Leah Watson, a senior staff attorney with the ACLU Racial Justice Program, said Thursday that "the court's decision to leave in place the preliminary injunction is a recognition of the serious injury posed to educators and students by the Stop WOKE Act."
"All students and educators deserve to have a free and open exchange about issues related to race in our classrooms," Watson argued, rather than censored discussions that erase "the history of discrimination and lived experiences of Black and Brown people, women and girls, and LGBTQ+ individuals."
LDF assistant counsel Alexsis Johnson similarly stressed that "institutions of higher education in Florida should have the ability to provide a quality education, which simply cannot happen when students and educators, including Black students and educators, feel they cannot speak freely about their lived experiences, or when they feel that they may incur a politician's wrath for engaging in a fact-based discussion of our history."
The order also pertains to a challenge filed by the Foundation for Individual Rights and Expression (FIRE) in September.
"Professors must be able to discuss subjects like race and gender without hesitation or fear of state reprisal," FIRE said Thursday. "Any law that limits the free exchange of ideas in university classrooms should lose in both the court of law and the court of public opinion."
The Stop WOKE Act is part of a nationwide effort by Republican state lawmakers and governors—especially DeSantis, a potential 2024 GOP presidential candidate—to curtail what content can be shared and discussed in classrooms and workplaces.
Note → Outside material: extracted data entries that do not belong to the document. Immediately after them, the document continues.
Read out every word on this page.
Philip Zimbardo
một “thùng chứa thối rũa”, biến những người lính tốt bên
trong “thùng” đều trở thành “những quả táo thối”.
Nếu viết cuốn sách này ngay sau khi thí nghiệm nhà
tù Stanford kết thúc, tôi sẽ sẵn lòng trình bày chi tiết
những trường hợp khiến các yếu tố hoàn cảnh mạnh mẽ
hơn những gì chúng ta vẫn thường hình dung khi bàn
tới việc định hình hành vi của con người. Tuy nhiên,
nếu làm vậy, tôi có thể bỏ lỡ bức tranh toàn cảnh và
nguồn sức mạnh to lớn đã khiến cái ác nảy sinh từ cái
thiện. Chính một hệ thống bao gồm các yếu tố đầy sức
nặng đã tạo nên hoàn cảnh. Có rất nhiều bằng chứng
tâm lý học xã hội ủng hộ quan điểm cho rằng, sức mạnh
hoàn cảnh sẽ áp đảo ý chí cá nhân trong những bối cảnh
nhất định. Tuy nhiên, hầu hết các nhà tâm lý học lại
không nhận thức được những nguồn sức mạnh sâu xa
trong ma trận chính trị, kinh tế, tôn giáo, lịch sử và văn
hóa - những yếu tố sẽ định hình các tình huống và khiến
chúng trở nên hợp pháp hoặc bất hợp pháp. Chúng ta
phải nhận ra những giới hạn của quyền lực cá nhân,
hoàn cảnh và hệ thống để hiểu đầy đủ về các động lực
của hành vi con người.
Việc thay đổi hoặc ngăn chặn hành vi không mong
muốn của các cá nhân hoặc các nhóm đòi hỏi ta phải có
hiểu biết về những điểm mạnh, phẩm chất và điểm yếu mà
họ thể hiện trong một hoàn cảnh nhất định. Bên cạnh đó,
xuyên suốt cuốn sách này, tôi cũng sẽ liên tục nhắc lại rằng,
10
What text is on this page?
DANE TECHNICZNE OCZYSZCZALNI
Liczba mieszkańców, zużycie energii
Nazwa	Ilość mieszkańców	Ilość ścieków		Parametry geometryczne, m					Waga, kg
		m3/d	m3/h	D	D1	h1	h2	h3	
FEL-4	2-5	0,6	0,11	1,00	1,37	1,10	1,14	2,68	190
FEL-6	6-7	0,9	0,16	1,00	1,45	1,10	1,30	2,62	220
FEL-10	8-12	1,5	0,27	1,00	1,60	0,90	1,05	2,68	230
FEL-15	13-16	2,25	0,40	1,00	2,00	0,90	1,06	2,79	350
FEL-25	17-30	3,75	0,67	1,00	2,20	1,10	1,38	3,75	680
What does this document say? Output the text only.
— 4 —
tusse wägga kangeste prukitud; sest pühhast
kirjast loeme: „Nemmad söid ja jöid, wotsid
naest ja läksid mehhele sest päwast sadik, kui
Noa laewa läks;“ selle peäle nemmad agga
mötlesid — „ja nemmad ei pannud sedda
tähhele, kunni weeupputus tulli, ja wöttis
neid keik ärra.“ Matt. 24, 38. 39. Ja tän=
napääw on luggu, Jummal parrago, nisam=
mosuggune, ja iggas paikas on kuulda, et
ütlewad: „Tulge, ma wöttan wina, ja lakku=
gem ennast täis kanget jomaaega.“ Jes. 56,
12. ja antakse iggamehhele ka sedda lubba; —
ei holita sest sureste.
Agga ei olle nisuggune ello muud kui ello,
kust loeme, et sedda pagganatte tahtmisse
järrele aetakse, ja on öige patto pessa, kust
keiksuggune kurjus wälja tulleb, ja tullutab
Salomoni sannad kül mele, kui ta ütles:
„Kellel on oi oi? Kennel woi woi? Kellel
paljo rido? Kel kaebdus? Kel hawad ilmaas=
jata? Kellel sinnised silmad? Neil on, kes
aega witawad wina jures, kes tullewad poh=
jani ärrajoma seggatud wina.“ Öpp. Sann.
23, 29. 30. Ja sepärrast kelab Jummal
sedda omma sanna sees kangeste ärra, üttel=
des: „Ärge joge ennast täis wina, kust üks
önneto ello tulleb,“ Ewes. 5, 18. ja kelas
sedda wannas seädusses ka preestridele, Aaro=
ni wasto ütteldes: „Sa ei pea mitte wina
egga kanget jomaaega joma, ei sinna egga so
"Since January 2021, 44 states have introduced bills or taken other steps that would restrict teaching critical race theory or limit how teachers can discuss racism and sexism," according to an Education Week analysis updated on Monday. "Eighteen states have imposed these bans and restrictions either through legislation or other avenues."
ACLU of Florida staff attorney Jerry Edwards warned Thursday that "lawmakers continue to threaten our democracy by attempting to curtail important discussions about our collective history and treatment of Black and Brown communities."
"This is an important step in preserving the truth, civil liberties, and a better future," Edwards said of the 11th Circuit's decision.
Though legal groups welcomed the order, the battle over the law is ongoing. The court will eventually rule on the merits of the case—which DeSantis' press secretary Bryan Griffin highlighted Thursday, adding, "We remain confident that the law is constitutional."
Opponents of the law are also undeterred, as Ballard Spahr litigation department chair Jason Leckerman made clear.
"The movement to restrict academic freedom and curtail the rights of marginalized communities is as pervasive as it is pernicious," he said. "We are proud of the work we have done so far with our partners, the ACLU and Legal Defense Fund, but the fight is far from over. Today, we'll take a moment to savor this result—and then we'll keep working."
This post has been updated with comment from FIRE and Gov. Ron DeSantis' press secretary.